Lorenz nodded, still staring into the flames.
“I’m aware that at the time, it felt like more than I could bear,” he said, hoarsely.
His eyes shone, just a little, a wisp of emotion breaking through whatever magic so callously bound his heart.
“If we had only known for certain that he had perished with his entourage in the forest, perhaps that would have been different, but having only his bloody circlet as proof—it was horrid. I watched my parents swing from hope to grief to desperation and back with each morning, and I slipped slowly toward something darker.”
“Oh, Ren.” Cin squeezed his hand, feeling the waves of the emotions Lorenz described flood through him in turns. He’d felt them all just that day—not for a sibling, perhaps, but for an entire future. At least he had the ability to affect his, though. Lorenz had been powerless. But for one thing…

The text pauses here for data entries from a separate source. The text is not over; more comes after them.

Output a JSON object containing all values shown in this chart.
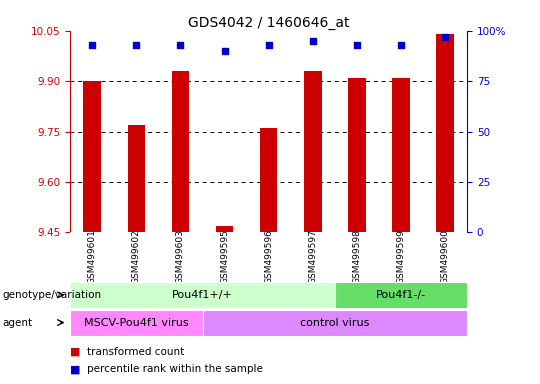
{
  "title": "GDS4042 / 1460646_at",
  "samples": [
    "GSM499601",
    "GSM499602",
    "GSM499603",
    "GSM499595",
    "GSM499596",
    "GSM499597",
    "GSM499598",
    "GSM499599",
    "GSM499600"
  ],
  "transformed_count": [
    9.9,
    9.77,
    9.93,
    9.47,
    9.76,
    9.93,
    9.91,
    9.91,
    10.04
  ],
  "percentile_rank": [
    93,
    93,
    93,
    90,
    93,
    95,
    93,
    93,
    97
  ],
  "ylim_left": [
    9.45,
    10.05
  ],
  "ylim_right": [
    0,
    100
  ],
  "yticks_left": [
    9.45,
    9.6,
    9.75,
    9.9,
    10.05
  ],
  "yticks_right": [
    0,
    25,
    50,
    75,
    100
  ],
  "bar_color": "#cc0000",
  "dot_color": "#0000cc",
  "bar_width": 0.4,
  "genotype_labels": [
    {
      "label": "Pou4f1+/+",
      "start": 0,
      "end": 6,
      "color": "#ccffcc"
    },
    {
      "label": "Pou4f1-/-",
      "start": 6,
      "end": 9,
      "color": "#66dd66"
    }
  ],
  "agent_labels": [
    {
      "label": "MSCV-Pou4f1 virus",
      "start": 0,
      "end": 3,
      "color": "#ff88ff"
    },
    {
      "label": "control virus",
      "start": 3,
      "end": 9,
      "color": "#dd88ff"
    }
  ],
  "legend_items": [
    {
      "color": "#cc0000",
      "label": "transformed count"
    },
    {
      "color": "#0000cc",
      "label": "percentile rank within the sample"
    }
  ],
  "left_axis_color": "#cc0000",
  "right_axis_color": "#0000cc",
  "background_color": "#ffffff",
  "plot_bg_color": "#ffffff",
  "grid_color": "#000000"
}
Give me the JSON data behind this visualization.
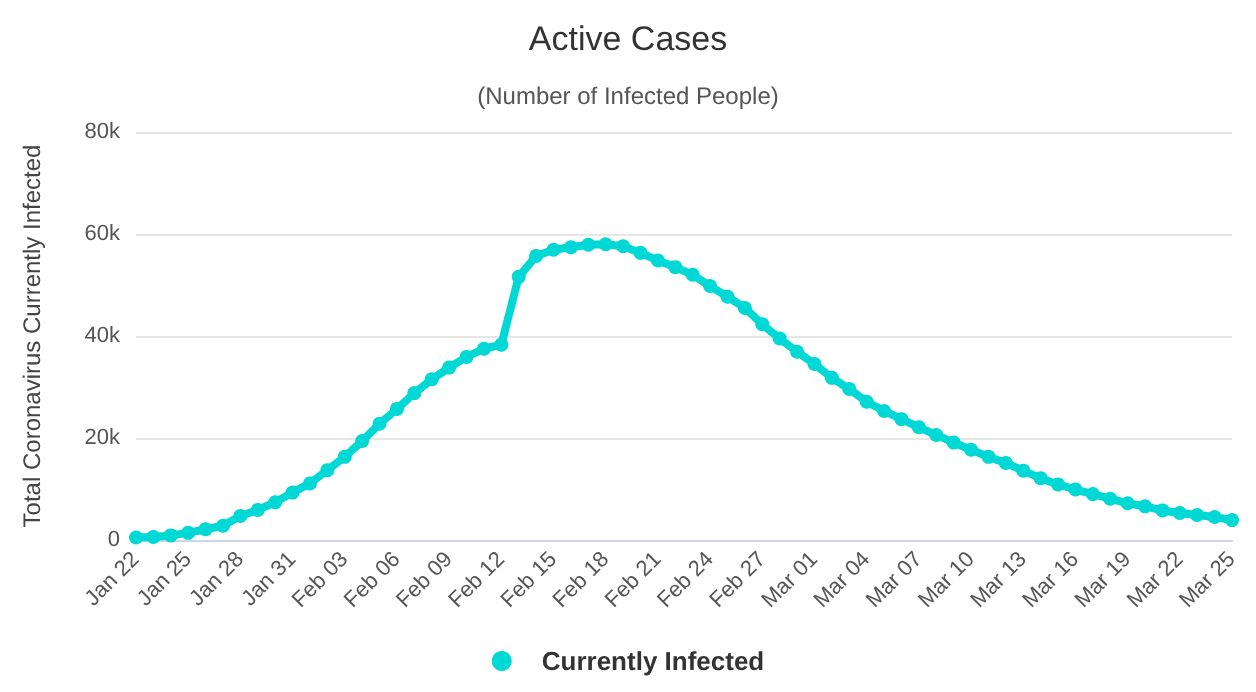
{
  "chart_data": {
    "type": "line",
    "title": "Active Cases",
    "subtitle": "(Number of Infected People)",
    "ylabel": "Total Coronavirus Currently Infected",
    "categories": [
      "Jan 22",
      null,
      null,
      "Jan 25",
      null,
      null,
      "Jan 28",
      null,
      null,
      "Jan 31",
      null,
      null,
      "Feb 03",
      null,
      null,
      "Feb 06",
      null,
      null,
      "Feb 09",
      null,
      null,
      "Feb 12",
      null,
      null,
      "Feb 15",
      null,
      null,
      "Feb 18",
      null,
      null,
      "Feb 21",
      null,
      null,
      "Feb 24",
      null,
      null,
      "Feb 27",
      null,
      null,
      "Mar 01",
      null,
      null,
      "Mar 04",
      null,
      null,
      "Mar 07",
      null,
      null,
      "Mar 10",
      null,
      null,
      "Mar 13",
      null,
      null,
      "Mar 16",
      null,
      null,
      "Mar 19",
      null,
      null,
      "Mar 22",
      null,
      null,
      "Mar 25"
    ],
    "series": [
      {
        "name": "Currently Infected",
        "color": "#00d8d6",
        "values": [
          500,
          600,
          900,
          1400,
          2100,
          2800,
          4700,
          5900,
          7400,
          9300,
          11100,
          13700,
          16300,
          19400,
          22800,
          25700,
          28800,
          31500,
          33800,
          35900,
          37500,
          38300,
          51600,
          55700,
          56900,
          57400,
          57900,
          58000,
          57600,
          56300,
          54800,
          53500,
          52000,
          49800,
          47700,
          45500,
          42300,
          39500,
          36900,
          34500,
          31800,
          29600,
          27100,
          25300,
          23700,
          22100,
          20600,
          19100,
          17700,
          16300,
          15100,
          13600,
          12100,
          10900,
          9900,
          9000,
          8100,
          7200,
          6600,
          5800,
          5300,
          4900,
          4500,
          3900
        ]
      }
    ],
    "ylim": [
      0,
      80000
    ],
    "yticks": [
      0,
      {
        "value": 20000,
        "label": "20k"
      },
      {
        "value": 40000,
        "label": "40k"
      },
      {
        "value": 60000,
        "label": "60k"
      },
      {
        "value": 80000,
        "label": "80k"
      }
    ],
    "grid": "y",
    "legend": "bottom",
    "marker": "circle",
    "line_style": "solid"
  }
}
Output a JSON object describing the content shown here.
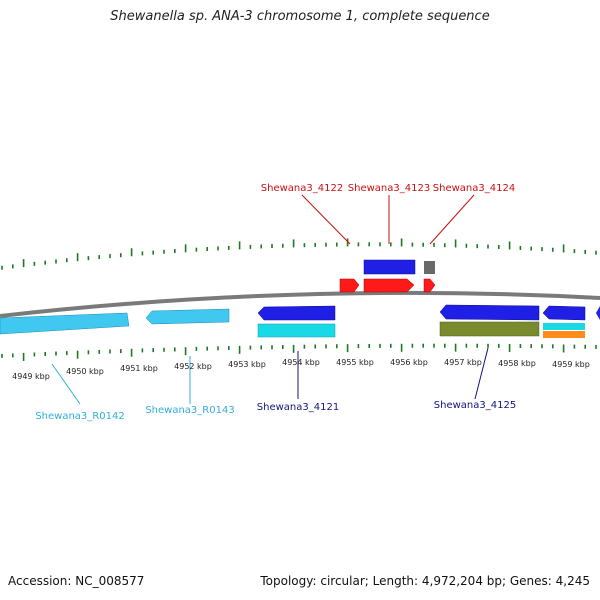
{
  "title": "Shewanella sp. ANA-3 chromosome 1, complete sequence",
  "footer": {
    "accession": "Accession: NC_008577",
    "summary": "Topology: circular; Length: 4,972,204 bp; Genes: 4,245"
  },
  "colors": {
    "backbone": "#7a7a7a",
    "ticks": "#1e7a1e",
    "red": "#ff1a1a",
    "blue": "#1f1fe6",
    "gray": "#6a6a6a",
    "lightblue": "#40c8f0",
    "cyan": "#1ad9e6",
    "olive": "#7a8a2e",
    "orange": "#ff8c1a",
    "navy_label": "#141480",
    "red_label": "#cc1010",
    "lightblue_label": "#30b0dc"
  },
  "kbp_labels": [
    "4949 kbp",
    "4950 kbp",
    "4951 kbp",
    "4952 kbp",
    "4953 kbp",
    "4954 kbp",
    "4955 kbp",
    "4956 kbp",
    "4957 kbp",
    "4958 kbp",
    "4959 kbp"
  ],
  "gene_labels": [
    {
      "id": "g4122",
      "text": "Shewana3_4122",
      "color": "red"
    },
    {
      "id": "g4123",
      "text": "Shewana3_4123",
      "color": "red"
    },
    {
      "id": "g4124",
      "text": "Shewana3_4124",
      "color": "red"
    },
    {
      "id": "r0142",
      "text": "Shewana3_R0142",
      "color": "lightblue"
    },
    {
      "id": "r0143",
      "text": "Shewana3_R0143",
      "color": "lightblue"
    },
    {
      "id": "g4121",
      "text": "Shewana3_4121",
      "color": "navy"
    },
    {
      "id": "g4125",
      "text": "Shewana3_4125",
      "color": "navy"
    }
  ]
}
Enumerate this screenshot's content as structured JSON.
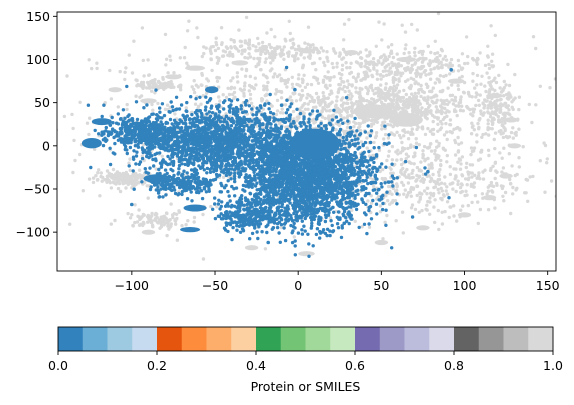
{
  "chart_data": {
    "type": "scatter",
    "xlim": [
      -145,
      155
    ],
    "ylim": [
      -145,
      155
    ],
    "x_ticks": [
      "−100",
      "−50",
      "0",
      "50",
      "100",
      "150"
    ],
    "x_tick_values": [
      -100,
      -50,
      0,
      50,
      100,
      150
    ],
    "y_ticks": [
      "−100",
      "−50",
      "0",
      "50",
      "100",
      "150"
    ],
    "y_tick_values": [
      -100,
      -50,
      0,
      50,
      100,
      150
    ],
    "grid": false,
    "series": [
      {
        "color": "#d9d9d9",
        "clusters": [
          {
            "cx": 10,
            "cy": 30,
            "rx": 130,
            "ry": 95,
            "n": 1300
          },
          {
            "cx": 55,
            "cy": 45,
            "rx": 45,
            "ry": 28,
            "n": 500
          },
          {
            "cx": 80,
            "cy": -40,
            "rx": 55,
            "ry": 45,
            "n": 350
          },
          {
            "cx": -105,
            "cy": -38,
            "rx": 18,
            "ry": 10,
            "n": 160
          },
          {
            "cx": -85,
            "cy": 70,
            "rx": 12,
            "ry": 6,
            "n": 90
          },
          {
            "cx": 65,
            "cy": 95,
            "rx": 40,
            "ry": 18,
            "n": 200
          },
          {
            "cx": -20,
            "cy": 110,
            "rx": 40,
            "ry": 14,
            "n": 160
          },
          {
            "cx": 120,
            "cy": 40,
            "rx": 15,
            "ry": 40,
            "n": 160
          },
          {
            "cx": -85,
            "cy": -85,
            "rx": 20,
            "ry": 10,
            "n": 100
          }
        ],
        "blobs": [
          {
            "x": -62,
            "y": 90,
            "rx": 6,
            "ry": 3
          },
          {
            "x": -35,
            "y": 96,
            "rx": 5,
            "ry": 3
          },
          {
            "x": -75,
            "y": 80,
            "rx": 5,
            "ry": 3
          },
          {
            "x": 5,
            "y": 110,
            "rx": 5,
            "ry": 3
          },
          {
            "x": 32,
            "y": 108,
            "rx": 4,
            "ry": 3
          },
          {
            "x": 65,
            "y": 100,
            "rx": 6,
            "ry": 3
          },
          {
            "x": 95,
            "y": 75,
            "rx": 5,
            "ry": 3
          },
          {
            "x": 118,
            "y": 58,
            "rx": 5,
            "ry": 3
          },
          {
            "x": 128,
            "y": 30,
            "rx": 4,
            "ry": 3
          },
          {
            "x": 130,
            "y": 0,
            "rx": 4,
            "ry": 3
          },
          {
            "x": 125,
            "y": -35,
            "rx": 4,
            "ry": 3
          },
          {
            "x": 115,
            "y": -60,
            "rx": 4,
            "ry": 3
          },
          {
            "x": 100,
            "y": -80,
            "rx": 4,
            "ry": 3
          },
          {
            "x": 75,
            "y": -95,
            "rx": 4,
            "ry": 3
          },
          {
            "x": 50,
            "y": -112,
            "rx": 4,
            "ry": 3
          },
          {
            "x": 5,
            "y": -125,
            "rx": 5,
            "ry": 3
          },
          {
            "x": -28,
            "y": -118,
            "rx": 4,
            "ry": 3
          },
          {
            "x": -90,
            "y": -100,
            "rx": 4,
            "ry": 3
          },
          {
            "x": -110,
            "y": 65,
            "rx": 4,
            "ry": 3
          },
          {
            "x": -90,
            "y": 52,
            "rx": 5,
            "ry": 3
          },
          {
            "x": 45,
            "y": 40,
            "rx": 12,
            "ry": 8
          },
          {
            "x": 65,
            "y": 30,
            "rx": 10,
            "ry": 8
          }
        ]
      },
      {
        "color": "#3182bd",
        "clusters": [
          {
            "cx": 5,
            "cy": -35,
            "rx": 40,
            "ry": 55,
            "n": 2600
          },
          {
            "cx": -50,
            "cy": 5,
            "rx": 45,
            "ry": 40,
            "n": 1600
          },
          {
            "cx": -95,
            "cy": 15,
            "rx": 22,
            "ry": 18,
            "n": 350
          },
          {
            "cx": -30,
            "cy": -80,
            "rx": 18,
            "ry": 18,
            "n": 250
          },
          {
            "cx": -70,
            "cy": -45,
            "rx": 20,
            "ry": 12,
            "n": 200
          }
        ],
        "blobs": [
          {
            "x": -124,
            "y": 3,
            "rx": 6,
            "ry": 6
          },
          {
            "x": -85,
            "y": -38,
            "rx": 8,
            "ry": 5
          },
          {
            "x": -62,
            "y": -72,
            "rx": 7,
            "ry": 4
          },
          {
            "x": -65,
            "y": -97,
            "rx": 6,
            "ry": 3
          },
          {
            "x": -52,
            "y": 65,
            "rx": 4,
            "ry": 4
          },
          {
            "x": -118,
            "y": 28,
            "rx": 6,
            "ry": 4
          },
          {
            "x": 10,
            "y": 2,
            "rx": 15,
            "ry": 18
          }
        ],
        "points": [
          [
            92,
            88
          ],
          [
            -2,
            65
          ],
          [
            -10,
            47
          ],
          [
            12,
            35
          ],
          [
            24,
            28
          ],
          [
            78,
            -30
          ],
          [
            -18,
            -112
          ],
          [
            -100,
            -68
          ]
        ]
      }
    ]
  },
  "colorbar": {
    "label": "Protein or SMILES",
    "ticks": [
      "0.0",
      "0.2",
      "0.4",
      "0.6",
      "0.8",
      "1.0"
    ],
    "tick_values": [
      0,
      0.2,
      0.4,
      0.6,
      0.8,
      1.0
    ],
    "colors": [
      "#3182bd",
      "#6baed6",
      "#9ecae1",
      "#c6dbef",
      "#e6550d",
      "#fd8d3c",
      "#fdae6b",
      "#fdd0a2",
      "#31a354",
      "#74c476",
      "#a1d99b",
      "#c7e9c0",
      "#756bb1",
      "#9e9ac8",
      "#bcbddc",
      "#dadaeb",
      "#636363",
      "#969696",
      "#bdbdbd",
      "#d9d9d9"
    ]
  }
}
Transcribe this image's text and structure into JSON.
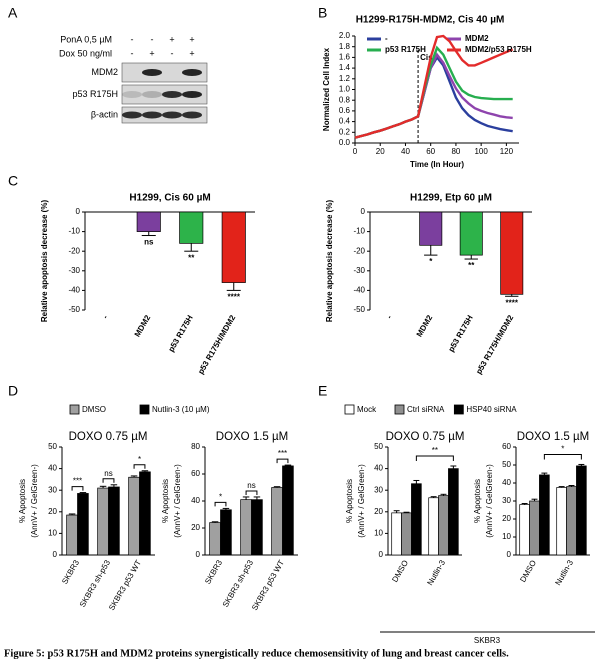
{
  "figure": {
    "panel_labels": [
      "A",
      "B",
      "C",
      "D",
      "E"
    ],
    "caption": "Figure 5: p53 R175H and MDM2 proteins synergistically reduce chemosensitivity of lung and breast cancer cells.",
    "blot": {
      "treatments": [
        {
          "label": "PonA 0,5 µM",
          "signs": [
            "-",
            "-",
            "+",
            "+"
          ]
        },
        {
          "label": "Dox 50 ng/ml",
          "signs": [
            "-",
            "+",
            "-",
            "+"
          ]
        }
      ],
      "proteins": [
        "MDM2",
        "p53 R175H",
        "β-actin"
      ]
    },
    "group_label": "SKBR3"
  },
  "chart_data": [
    {
      "type": "line",
      "title": "H1299-R175H-MDM2, Cis 40 µM",
      "xlabel": "Time (In Hour)",
      "ylabel": "Normalized Cell Index",
      "annotation": "Cis",
      "vline": 50,
      "x": [
        0,
        5,
        10,
        15,
        20,
        25,
        30,
        35,
        40,
        45,
        50,
        55,
        60,
        65,
        70,
        75,
        80,
        85,
        90,
        95,
        100,
        105,
        110,
        115,
        120,
        125
      ],
      "series": [
        {
          "name": "-",
          "color": "#2b3f9e",
          "values": [
            0.1,
            0.13,
            0.16,
            0.2,
            0.23,
            0.27,
            0.31,
            0.35,
            0.4,
            0.44,
            0.5,
            0.95,
            1.4,
            1.6,
            1.45,
            1.15,
            0.85,
            0.65,
            0.52,
            0.43,
            0.37,
            0.32,
            0.29,
            0.26,
            0.24,
            0.22
          ]
        },
        {
          "name": "MDM2",
          "color": "#8e44ad",
          "values": [
            0.1,
            0.13,
            0.16,
            0.2,
            0.23,
            0.27,
            0.31,
            0.35,
            0.4,
            0.44,
            0.5,
            0.95,
            1.4,
            1.65,
            1.5,
            1.25,
            1.02,
            0.85,
            0.74,
            0.65,
            0.6,
            0.56,
            0.53,
            0.5,
            0.48,
            0.47
          ]
        },
        {
          "name": "p53 R175H",
          "color": "#27ae4f",
          "values": [
            0.1,
            0.13,
            0.16,
            0.2,
            0.23,
            0.27,
            0.31,
            0.35,
            0.4,
            0.44,
            0.5,
            1.0,
            1.45,
            1.78,
            1.65,
            1.4,
            1.15,
            0.98,
            0.9,
            0.86,
            0.84,
            0.83,
            0.82,
            0.82,
            0.82,
            0.82
          ]
        },
        {
          "name": "MDM2/p53 R175H",
          "color": "#e32b2b",
          "values": [
            0.1,
            0.13,
            0.16,
            0.2,
            0.23,
            0.27,
            0.31,
            0.35,
            0.4,
            0.44,
            0.5,
            1.05,
            1.6,
            1.98,
            2.0,
            1.9,
            1.72,
            1.55,
            1.45,
            1.45,
            1.5,
            1.55,
            1.6,
            1.65,
            1.7,
            1.75
          ]
        }
      ],
      "xlim": [
        0,
        130
      ],
      "xticks": [
        0,
        20,
        40,
        60,
        80,
        100,
        120
      ],
      "ylim": [
        0,
        2
      ],
      "yticks": [
        {
          "value": 0,
          "label": "0.0"
        },
        0.2,
        0.4,
        0.6,
        0.8,
        {
          "value": 1,
          "label": "1.0"
        },
        1.2,
        1.4,
        1.6,
        1.8,
        {
          "value": 2,
          "label": "2.0"
        }
      ]
    },
    {
      "type": "bar",
      "title": "H1299, Cis 60 µM",
      "ylabel": "Relative apoptosis decrease (%)",
      "categories": [
        "-",
        "MDM2",
        "p53 R175H",
        "p53 R175H/MDM2"
      ],
      "values": [
        0,
        -10,
        -16,
        -36
      ],
      "errors": [
        null,
        2,
        4,
        4
      ],
      "colors": [
        "#000000",
        "#7b3f9e",
        "#2db34a",
        "#e2231a"
      ],
      "significance": [
        null,
        "ns",
        "**",
        "****"
      ],
      "ylim": [
        -50,
        0
      ],
      "yticks": [
        -50,
        -40,
        -30,
        -20,
        -10,
        0
      ]
    },
    {
      "type": "bar",
      "title": "H1299, Etp 60 µM",
      "ylabel": "Relative apoptosis decrease (%)",
      "categories": [
        "-",
        "MDM2",
        "p53 R175H",
        "p53 R175H/MDM2"
      ],
      "values": [
        0,
        -17,
        -22,
        -42
      ],
      "errors": [
        null,
        5,
        2,
        1
      ],
      "colors": [
        "#000000",
        "#7b3f9e",
        "#2db34a",
        "#e2231a"
      ],
      "significance": [
        null,
        "*",
        "**",
        "****"
      ],
      "ylim": [
        -50,
        0
      ],
      "yticks": [
        -50,
        -40,
        -30,
        -20,
        -10,
        0
      ]
    },
    {
      "type": "bar",
      "title": "DOXO 0.75 µM",
      "ylabel": [
        "% Apoptosis",
        "(AnnV+ / GelGreen-)"
      ],
      "categories": [
        "SKBR3",
        "SKBR3 sh-p53",
        "SKBR3 p53 WT"
      ],
      "series": [
        {
          "name": "DMSO",
          "color": "#a0a0a0",
          "values": [
            18.5,
            31,
            36
          ],
          "errors": [
            0.5,
            0.8,
            0.6
          ]
        },
        {
          "name": "Nutlin-3 (10 µM)",
          "color": "#000000",
          "values": [
            28.5,
            31.5,
            38.5
          ],
          "errors": [
            0.4,
            1,
            0.5
          ]
        }
      ],
      "significance": [
        "***",
        "ns",
        "*"
      ],
      "ylim": [
        0,
        50
      ],
      "yticks": [
        0,
        10,
        20,
        30,
        40,
        50
      ]
    },
    {
      "type": "bar",
      "title": "DOXO 1.5 µM",
      "ylabel": [
        "% Apoptosis",
        "(AnnV+ / GelGreen-)"
      ],
      "categories": [
        "SKBR3",
        "SKBR3 sh-p53",
        "SKBR3 p53 WT"
      ],
      "series": [
        {
          "name": "DMSO",
          "color": "#a0a0a0",
          "values": [
            24,
            41,
            50
          ],
          "errors": [
            0.6,
            2,
            0.6
          ]
        },
        {
          "name": "Nutlin-3 (10 µM)",
          "color": "#000000",
          "values": [
            33.5,
            41,
            66
          ],
          "errors": [
            1,
            2,
            0.6
          ]
        }
      ],
      "significance": [
        "*",
        "ns",
        "***"
      ],
      "ylim": [
        0,
        80
      ],
      "yticks": [
        0,
        20,
        40,
        60,
        80
      ]
    },
    {
      "type": "bar",
      "title": "DOXO 0.75 µM",
      "ylabel": [
        "% Apoptosis",
        "(AnnV+ / GelGreen-)"
      ],
      "categories": [
        "DMSO",
        "Nutlin-3"
      ],
      "series": [
        {
          "name": "Mock",
          "color": "#ffffff",
          "values": [
            19.5,
            26.5
          ],
          "errors": [
            1,
            0.5
          ]
        },
        {
          "name": "Ctrl siRNA",
          "color": "#909090",
          "values": [
            19.5,
            27.5
          ],
          "errors": [
            0.3,
            0.6
          ]
        },
        {
          "name": "HSP40 siRNA",
          "color": "#000000",
          "values": [
            33,
            40
          ],
          "errors": [
            1.5,
            1.2
          ]
        }
      ],
      "significance": "**",
      "ylim": [
        0,
        50
      ],
      "yticks": [
        0,
        10,
        20,
        30,
        40,
        50
      ]
    },
    {
      "type": "bar",
      "title": "DOXO 1.5 µM",
      "ylabel": [
        "% Apoptosis",
        "(AnnV+ / GelGreen-)"
      ],
      "categories": [
        "DMSO",
        "Nutlin-3"
      ],
      "series": [
        {
          "name": "Mock",
          "color": "#ffffff",
          "values": [
            28,
            37.5
          ],
          "errors": [
            0.6,
            0.5
          ]
        },
        {
          "name": "Ctrl siRNA",
          "color": "#909090",
          "values": [
            30,
            38
          ],
          "errors": [
            1,
            0.6
          ]
        },
        {
          "name": "HSP40 siRNA",
          "color": "#000000",
          "values": [
            44.5,
            49.5
          ],
          "errors": [
            1,
            0.8
          ]
        }
      ],
      "significance": "*",
      "ylim": [
        0,
        60
      ],
      "yticks": [
        0,
        10,
        20,
        30,
        40,
        50,
        60
      ]
    }
  ]
}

“I took his circlet—the same one that was feathered to frame your Plumed Menace—and absconded to the forest, alone.” He breathed in, then out, and the shadows seemed to dance menacingly across his face.
“When our soldiers found me, I told them I’d been looking for Alwin—my parents even believed me, though they forbade me from leaving the castle alone again.
But I… I think I was looking to die with him. ”
That was such love, such terrible excruciating love, that it made Cin feel hollow, setting a yearning in his soul for something so ruthless as to be deadly.
It seemed wrong to want such a thing, but Cin could find no sin in it.
Maybe that was how God smiled: with an existential merging of joy and tragedy.